The measure was placed before voters after months of debate and planning by the Troutdale City Council to ensure its success. Settling on a 3-cent tax, the council designed the fuel tax to be phased in one penny per gallon at a time for the next three years. The revenue will be used to supplement dwindling street maintenance funds. Before the tax was sent to the ballot, Troutdale was facing a $500,000 discrepancy between state funding and needs to maintain the citys street system.
"The majority understood this is a wise investment," said Mayor Doug Daoust in a press release. "Every $1 spent on street preservation saves up to $12 for reconstruction."
A fuel tax was selected in lieu of a street utility fee or increased vehicle registration fees, based on results from a focus group held in February. Most concerns from the council and Troutdale residents stemmed from an assumed link between prices at the gas pump and the gas tax, but studies have shown there is no discernible link.
Eugene, for example, has a 5-cent gas tax, yet fuel prices are lower than Cottage Grove, which only has a 3-cent tax.
Once implemented Jan. 1, 2016, tax collection will be managed by the Oregon Department of Transportation thanks to a preemptive ordinance the council recently passed in October. The council chose this route, as ODOT already collects the state motor vehicle tax, eliminating the need for Troutdale to set up a potentially costly system.

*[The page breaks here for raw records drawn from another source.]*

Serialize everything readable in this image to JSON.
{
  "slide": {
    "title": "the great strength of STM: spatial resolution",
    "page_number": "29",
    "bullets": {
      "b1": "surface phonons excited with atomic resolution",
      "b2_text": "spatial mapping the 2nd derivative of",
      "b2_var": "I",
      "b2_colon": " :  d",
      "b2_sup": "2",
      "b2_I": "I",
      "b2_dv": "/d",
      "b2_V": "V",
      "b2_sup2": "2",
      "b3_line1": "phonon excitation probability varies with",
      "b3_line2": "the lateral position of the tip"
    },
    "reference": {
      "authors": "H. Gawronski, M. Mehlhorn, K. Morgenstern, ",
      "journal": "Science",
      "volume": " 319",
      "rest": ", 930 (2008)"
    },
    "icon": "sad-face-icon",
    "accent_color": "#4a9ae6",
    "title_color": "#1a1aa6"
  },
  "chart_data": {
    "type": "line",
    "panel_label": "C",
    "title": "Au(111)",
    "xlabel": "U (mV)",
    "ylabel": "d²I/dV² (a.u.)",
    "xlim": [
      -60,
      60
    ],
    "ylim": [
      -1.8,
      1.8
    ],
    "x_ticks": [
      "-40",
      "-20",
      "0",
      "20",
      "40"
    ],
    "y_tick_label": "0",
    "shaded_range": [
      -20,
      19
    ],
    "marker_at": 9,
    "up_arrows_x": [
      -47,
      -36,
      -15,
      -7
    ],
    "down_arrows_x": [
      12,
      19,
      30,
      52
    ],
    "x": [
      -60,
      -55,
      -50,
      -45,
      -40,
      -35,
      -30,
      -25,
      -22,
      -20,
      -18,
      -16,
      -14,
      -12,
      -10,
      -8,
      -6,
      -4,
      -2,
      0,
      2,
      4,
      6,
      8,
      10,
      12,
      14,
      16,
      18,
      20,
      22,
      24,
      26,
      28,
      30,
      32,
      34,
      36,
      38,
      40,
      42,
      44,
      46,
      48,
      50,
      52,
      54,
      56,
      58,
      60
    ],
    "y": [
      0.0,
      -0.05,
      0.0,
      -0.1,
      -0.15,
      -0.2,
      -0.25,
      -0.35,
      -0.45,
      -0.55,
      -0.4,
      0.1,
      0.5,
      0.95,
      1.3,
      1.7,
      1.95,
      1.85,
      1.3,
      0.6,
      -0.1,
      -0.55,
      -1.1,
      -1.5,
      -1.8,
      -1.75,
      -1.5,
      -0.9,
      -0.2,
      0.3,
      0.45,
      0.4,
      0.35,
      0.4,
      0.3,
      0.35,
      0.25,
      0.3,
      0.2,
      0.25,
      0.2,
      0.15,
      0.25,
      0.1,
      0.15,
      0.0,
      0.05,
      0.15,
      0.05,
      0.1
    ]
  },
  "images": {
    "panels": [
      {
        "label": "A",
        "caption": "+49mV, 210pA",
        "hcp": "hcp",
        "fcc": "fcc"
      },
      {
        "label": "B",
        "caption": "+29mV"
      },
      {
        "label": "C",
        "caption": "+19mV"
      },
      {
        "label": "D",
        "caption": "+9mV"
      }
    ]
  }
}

The main reason the community supports continued funding for the maintenance program is it extends the useful life of the pavement before it has to be rebuilt. With proper maintenance, the pavement can last up to 100 years, said Troutdale Public Works director Steve Gaschler. And the money collected in Troutdale stays in Troutdale."
The measure included an accountability system, to demonstrate where the tax funds are being used.
"We are going to show the public exactly where the dollars are going," said Councilor Larry Morgan.
Come January, a public reporting system will track revenues and expenditures, creating reports available to the public.